When I went away to college, my relationship with my father sweetened again. We'd always been two parts of a whole, which was probably what made my teenage years so impossible--he knew when I was bullshitting him, because he could see right through me. He used to be me, once upon a time 30 years ago. My mother was a different matter. My two sisters had been much like her, so she was totally unprepared for this strange blond child who thought sideways and had extreme opinions and dated people she routinely couldn't stand. Oh, how we fought. Our relationship improved somewhat after I graduated college and moved 3,000 miles away to Washington State, but once we got back in proximity with each other, it was all over but the shoutin', as they say. Oil and water? We were more like water and sodium metal. Flash. Hiss. Boom.

Eventually, though, this problem was solved. Nine years ago this week, with one phone call. It was late on a Friday afternoon, and I managed to catch her before she left work. "Mom? The doctor called. The results are in. It's cancer. They want to take it out Monday." My dad met us at the hospital, making the forty-five minute drive from his office in just under twenty minutes during the Friday night rush hour.

I was in and out of the hospital, radio-isotope treatment, and my parents' house for almost two years after that, before finally getting it together enough to move back out on my own into an apartment that I stayed in for over five years, until my husband proposed.
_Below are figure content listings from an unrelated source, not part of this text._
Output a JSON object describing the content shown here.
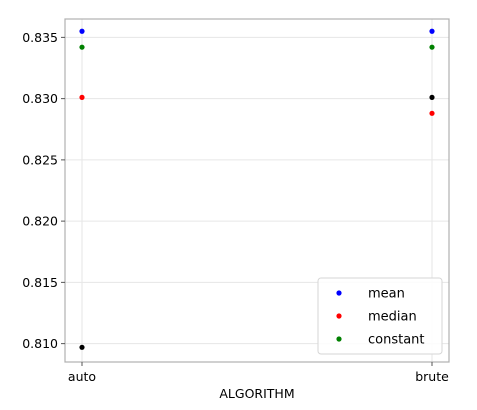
{
  "chart_data": {
    "type": "scatter",
    "categories": [
      "auto",
      "brute"
    ],
    "xlabel": "ALGORITHM",
    "ylabel": "",
    "title": "",
    "ylim": [
      0.8085,
      0.8365
    ],
    "yticks": [
      0.81,
      0.815,
      0.82,
      0.825,
      0.83,
      0.835
    ],
    "ytick_labels": [
      "0.810",
      "0.815",
      "0.820",
      "0.825",
      "0.830",
      "0.835"
    ],
    "grid": true,
    "legend_position": "bottom-right",
    "series": [
      {
        "name": "mean",
        "color": "#0000ff",
        "values": [
          0.8355,
          0.8355
        ]
      },
      {
        "name": "median",
        "color": "#ff0000",
        "values": [
          0.8301,
          0.8288
        ]
      },
      {
        "name": "constant",
        "color": "#008000",
        "values": [
          0.8342,
          0.8342
        ]
      },
      {
        "color": "#000000",
        "values": [
          0.8097,
          0.8301
        ]
      }
    ]
  }
}
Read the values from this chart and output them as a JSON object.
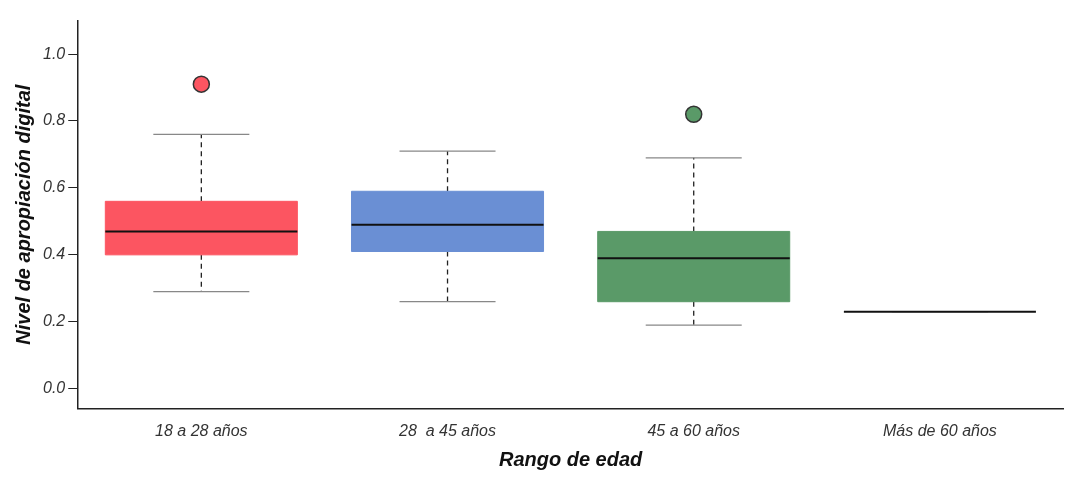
{
  "chart_data": {
    "type": "box",
    "xlabel": "Rango de edad",
    "ylabel": "Nivel de apropiación digital",
    "categories": [
      "18 a 28 años",
      "28  a 45 años",
      "45 a 60 años",
      "Más de 60 años"
    ],
    "colors": [
      "#fc5561",
      "#6a8fd4",
      "#5a9a68",
      "#ffffff"
    ],
    "boxes": [
      {
        "low": 0.29,
        "q1": 0.4,
        "median": 0.47,
        "q3": 0.56,
        "high": 0.76,
        "outliers": [
          0.91
        ]
      },
      {
        "low": 0.26,
        "q1": 0.41,
        "median": 0.49,
        "q3": 0.59,
        "high": 0.71
      },
      {
        "low": 0.19,
        "q1": 0.26,
        "median": 0.39,
        "q3": 0.47,
        "high": 0.69,
        "outliers": [
          0.82
        ]
      },
      {
        "low": 0.23,
        "q1": 0.23,
        "median": 0.23,
        "q3": 0.23,
        "high": 0.23
      }
    ],
    "ylim": [
      -0.06,
      1.1
    ],
    "yticks": [
      {
        "value": 0,
        "label": "0.0"
      },
      {
        "value": 0.2,
        "label": "0.2"
      },
      {
        "value": 0.4,
        "label": "0.4"
      },
      {
        "value": 0.6,
        "label": "0.6"
      },
      {
        "value": 0.8,
        "label": "0.8"
      },
      {
        "value": 1,
        "label": "1.0"
      }
    ],
    "grid": false,
    "legend": false
  }
}
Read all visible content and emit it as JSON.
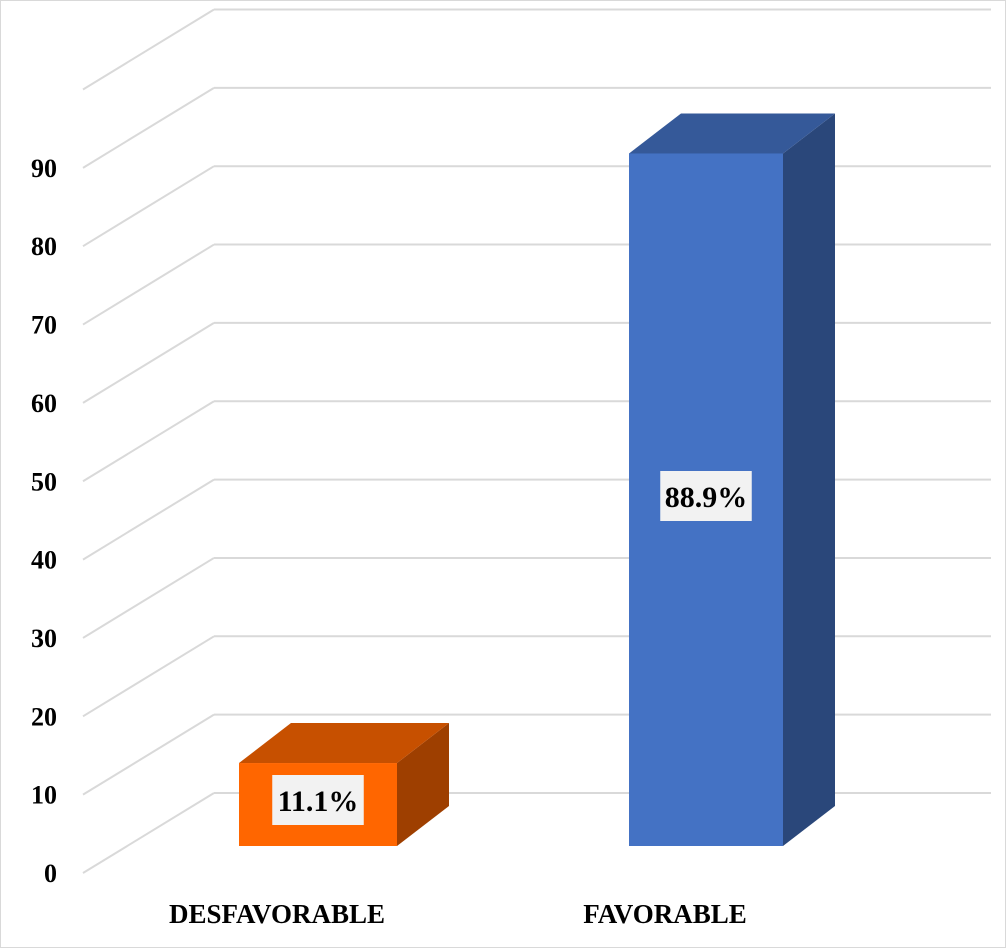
{
  "chart_data": {
    "type": "bar",
    "title": "",
    "xlabel": "",
    "ylabel": "",
    "categories": [
      "DESFAVORABLE",
      "FAVORABLE"
    ],
    "values": [
      11.1,
      88.9
    ],
    "data_labels": [
      "11.1%",
      "88.9%"
    ],
    "bar_colors": [
      "#FF6600",
      "#4472C4"
    ],
    "ylim": [
      0,
      100
    ],
    "yticks": [
      0,
      10,
      20,
      30,
      40,
      50,
      60,
      70,
      80,
      90
    ],
    "grid": true,
    "legend": "none",
    "style": "3d-column"
  }
}
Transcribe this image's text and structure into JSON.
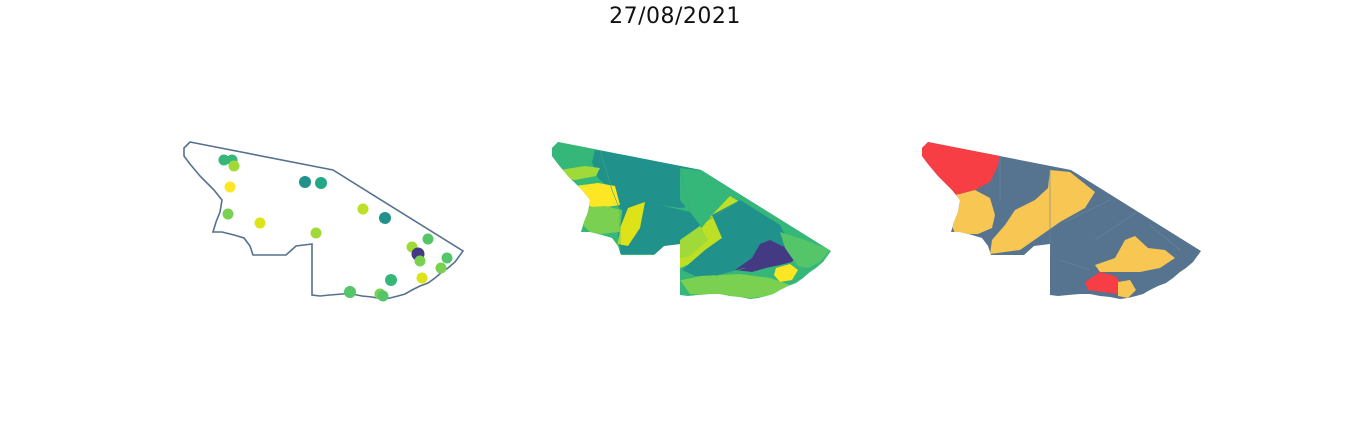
{
  "title": "27/08/2021",
  "colors": {
    "outline": "#55718f",
    "viridis_dark": "#443a83",
    "viridis_teal": "#21918c",
    "viridis_green": "#35b779",
    "viridis_lime": "#7ad151",
    "viridis_yellowgreen": "#bddf26",
    "viridis_yellow": "#fde725",
    "risk_slate": "#56748f",
    "risk_amber": "#f7c653",
    "risk_red": "#f63e44"
  },
  "panels": [
    {
      "name": "points-map",
      "kind": "outline with colored point markers"
    },
    {
      "name": "choropleth-viridis",
      "kind": "regions filled on viridis scale"
    },
    {
      "name": "choropleth-risk",
      "kind": "regions filled on 3-level scale"
    }
  ]
}
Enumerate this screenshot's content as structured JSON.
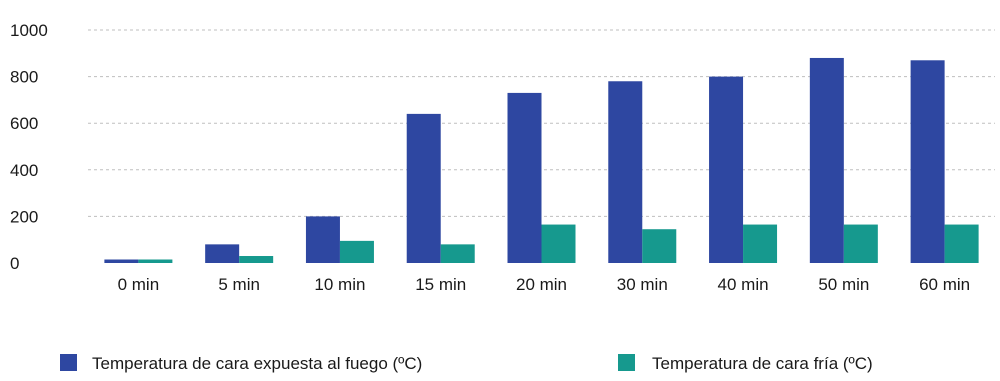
{
  "chart_data": {
    "type": "bar",
    "categories": [
      "0 min",
      "5 min",
      "10 min",
      "15 min",
      "20 min",
      "30 min",
      "40 min",
      "50 min",
      "60 min"
    ],
    "series": [
      {
        "name": "Temperatura de cara expuesta al fuego (ºC)",
        "color": "#2E47A1",
        "values": [
          15,
          80,
          200,
          640,
          730,
          780,
          800,
          880,
          870
        ]
      },
      {
        "name": "Temperatura de cara fría (ºC)",
        "color": "#16998E",
        "values": [
          15,
          30,
          95,
          80,
          165,
          145,
          165,
          165,
          165
        ]
      }
    ],
    "ylim": [
      0,
      1000
    ],
    "yticks": [
      0,
      200,
      400,
      600,
      800,
      1000
    ],
    "grid": true,
    "legend": "bottom"
  }
}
I never dreamed how much I'd grow to love that second-floor garden apartment, crammed as it was with bookcases, cellos, cats, and my writing desk where normal people keep their couch. The sliding glass door had a habit of locking whenever you
closed it, so I spent a lot of time both air-conditioning the neighbourhood and shimmying down the balcony to pound on my friend Samira's door to retrieve what became known as my "idiot key."

This semester I taught a section on poetry to the students in my Monday night class. "The Death of a Hired Man" was required reading, which they all groaned about. Not only was it poetry, it was long. Weren't poems supposed
to be, like, haiku? Or rhyme? Or be about someone from Nantucket? Soon, though, they eventually got it, what Robert Frost and I were driving at, what my mother had been quoting to us for most of our lives:

Home is the place where, when you have to go there
, they have to take you in.


I should have called it
something you somehow haven't to deserve.